Boxall and Purcell (2008, p. 138) note that there are ’two broad patterns of work organisation are important in the public sector. The first occurs in the public service ministries and local government departments, which are typically much larger and much older than private sector establishments’ (Kallenberg, Marsden, Reynolds & Knoke, 2006).
Boxall and Purcell (2008, p. 138) drawing Bach & Kessler, 2007) hold that:
[Public sectors] have therefore relied heavily on tall hierarchies and such bureaucratic devices as job descriptions, job evaluation and performance appraisal systems. To ensure that governments can account to taxpayers for how public funds are spent, pressure for standardisation of conditions have been strong, as have procedures which help to show equity of treatment across different grades of workers and across different individuals.
‘The other major pattern in the public sector is the existence of a high degree of highly skilled professional work’ (Boxall and Purcell, 2008, p. 139). ‘In the public sector, where there are large organisations with tall hierarchies, this means a higher level of bureaucracy can be expected than one finds in private sector professional firms, but it also means a high level of independent action by professionals’ according to Boxall & Purcell (2008, p. 139).
Another factor is ‘new public management’, which imposes on the individual greater mechanisms for accountability such as individual performance targets and performance-related pay (Boxall & Purcell, 2008, p. 139).
Boxall and Purcell (2008. P.139) drawing on the writings of Guest & Conway (2002) stated that ‘there is little doubt that the target/audit culture has brought work intensification of a kind that has antagonised public sector professionals, lowering levels of trust in the public sector and exacerbating problems of recruitment and retention (Audit Commission, 2002).

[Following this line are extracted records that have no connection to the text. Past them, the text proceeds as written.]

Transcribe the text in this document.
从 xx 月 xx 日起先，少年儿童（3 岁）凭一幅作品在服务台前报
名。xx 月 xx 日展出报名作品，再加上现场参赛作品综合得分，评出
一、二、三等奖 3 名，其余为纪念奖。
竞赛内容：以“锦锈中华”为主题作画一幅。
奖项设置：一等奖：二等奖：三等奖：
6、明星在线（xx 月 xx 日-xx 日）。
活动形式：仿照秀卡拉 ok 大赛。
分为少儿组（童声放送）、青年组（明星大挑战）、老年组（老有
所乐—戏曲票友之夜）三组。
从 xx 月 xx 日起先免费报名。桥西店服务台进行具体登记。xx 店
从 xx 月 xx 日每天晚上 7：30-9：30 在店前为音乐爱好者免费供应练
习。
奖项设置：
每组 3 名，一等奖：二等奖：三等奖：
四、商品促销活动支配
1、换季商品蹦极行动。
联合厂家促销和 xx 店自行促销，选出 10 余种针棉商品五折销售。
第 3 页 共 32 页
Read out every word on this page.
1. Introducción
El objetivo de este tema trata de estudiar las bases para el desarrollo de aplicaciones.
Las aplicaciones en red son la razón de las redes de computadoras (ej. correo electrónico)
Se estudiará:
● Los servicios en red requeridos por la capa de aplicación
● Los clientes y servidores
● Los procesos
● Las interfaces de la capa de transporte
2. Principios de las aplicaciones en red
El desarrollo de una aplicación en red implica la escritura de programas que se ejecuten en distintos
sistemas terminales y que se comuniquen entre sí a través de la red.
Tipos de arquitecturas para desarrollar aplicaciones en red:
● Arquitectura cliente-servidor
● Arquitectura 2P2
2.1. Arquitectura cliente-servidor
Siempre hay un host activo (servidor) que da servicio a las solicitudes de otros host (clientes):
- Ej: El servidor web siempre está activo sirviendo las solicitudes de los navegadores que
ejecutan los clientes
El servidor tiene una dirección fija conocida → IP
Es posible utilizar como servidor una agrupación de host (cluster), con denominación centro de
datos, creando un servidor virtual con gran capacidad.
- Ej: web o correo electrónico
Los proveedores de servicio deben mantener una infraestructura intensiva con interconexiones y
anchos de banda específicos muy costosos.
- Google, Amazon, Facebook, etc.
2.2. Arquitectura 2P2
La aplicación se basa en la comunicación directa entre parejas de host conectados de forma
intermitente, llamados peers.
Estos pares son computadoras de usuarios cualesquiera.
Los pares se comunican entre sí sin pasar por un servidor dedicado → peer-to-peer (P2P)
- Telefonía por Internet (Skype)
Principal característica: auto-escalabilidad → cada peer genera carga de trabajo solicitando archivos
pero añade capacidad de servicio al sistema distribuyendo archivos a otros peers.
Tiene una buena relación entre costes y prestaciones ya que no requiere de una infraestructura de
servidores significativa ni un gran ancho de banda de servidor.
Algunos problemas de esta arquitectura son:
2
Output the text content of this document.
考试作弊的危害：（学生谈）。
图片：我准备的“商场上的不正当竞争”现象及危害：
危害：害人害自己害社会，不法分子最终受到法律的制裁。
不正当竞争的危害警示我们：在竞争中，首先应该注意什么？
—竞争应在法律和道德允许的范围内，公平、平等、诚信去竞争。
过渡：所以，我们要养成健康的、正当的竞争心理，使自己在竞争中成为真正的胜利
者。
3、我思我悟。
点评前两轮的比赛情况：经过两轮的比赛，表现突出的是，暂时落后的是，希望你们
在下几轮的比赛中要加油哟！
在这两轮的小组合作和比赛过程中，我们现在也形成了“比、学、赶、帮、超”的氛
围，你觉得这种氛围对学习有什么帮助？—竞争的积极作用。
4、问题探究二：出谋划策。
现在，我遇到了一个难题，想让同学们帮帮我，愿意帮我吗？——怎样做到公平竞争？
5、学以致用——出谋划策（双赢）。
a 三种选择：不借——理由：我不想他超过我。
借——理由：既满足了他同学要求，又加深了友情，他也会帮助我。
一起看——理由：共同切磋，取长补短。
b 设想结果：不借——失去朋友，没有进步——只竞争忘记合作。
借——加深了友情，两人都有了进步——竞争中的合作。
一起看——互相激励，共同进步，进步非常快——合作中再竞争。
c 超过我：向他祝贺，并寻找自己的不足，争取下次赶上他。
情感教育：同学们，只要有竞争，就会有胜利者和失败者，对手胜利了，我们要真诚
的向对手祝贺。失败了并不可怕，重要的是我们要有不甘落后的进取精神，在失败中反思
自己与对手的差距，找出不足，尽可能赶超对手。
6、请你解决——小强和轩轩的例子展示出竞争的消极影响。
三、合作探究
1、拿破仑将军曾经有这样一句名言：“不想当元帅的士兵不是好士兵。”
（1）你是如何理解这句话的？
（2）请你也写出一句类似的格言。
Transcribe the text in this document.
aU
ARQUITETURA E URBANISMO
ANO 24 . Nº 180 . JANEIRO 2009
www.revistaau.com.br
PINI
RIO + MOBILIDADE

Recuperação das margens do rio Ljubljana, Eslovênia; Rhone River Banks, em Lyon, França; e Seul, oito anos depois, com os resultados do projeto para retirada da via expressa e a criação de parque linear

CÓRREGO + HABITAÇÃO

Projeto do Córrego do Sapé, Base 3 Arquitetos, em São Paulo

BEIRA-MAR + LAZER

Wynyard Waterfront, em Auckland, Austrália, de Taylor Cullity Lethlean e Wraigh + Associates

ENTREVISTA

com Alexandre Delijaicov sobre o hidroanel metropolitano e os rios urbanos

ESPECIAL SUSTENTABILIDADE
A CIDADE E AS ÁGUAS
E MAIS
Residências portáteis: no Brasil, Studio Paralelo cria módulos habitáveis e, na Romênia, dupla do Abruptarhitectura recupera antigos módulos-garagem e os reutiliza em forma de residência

Applying theoretical and practical models of SHRM in the public sector may raise difficulties, given the different size, structure and function and management practices of Agencies and also at the jurisdictional level. HR Policy and practice may be governed by different legislative and reporting requirements and the actual management
practices may vary across Agencies. Public sector jurisdictions and individual Agencies may experience resource scarcity at times, with cutbacks or budget reductions. This may necessitate restructuring or realignment of employment, which can cause performance to drop and can also, because of employment legislation, be costly in terms of redundancy payments (Boxall & Purcell, 2008). Such costs then may be offset by changing staffing structures, reducing service delivery or training and development budgets. Whilst downsizing and/or restructuring are not limited to the public sector, they are perhaps different in that resources (people) are considered in the public domain more than private sector restructures and downsizing.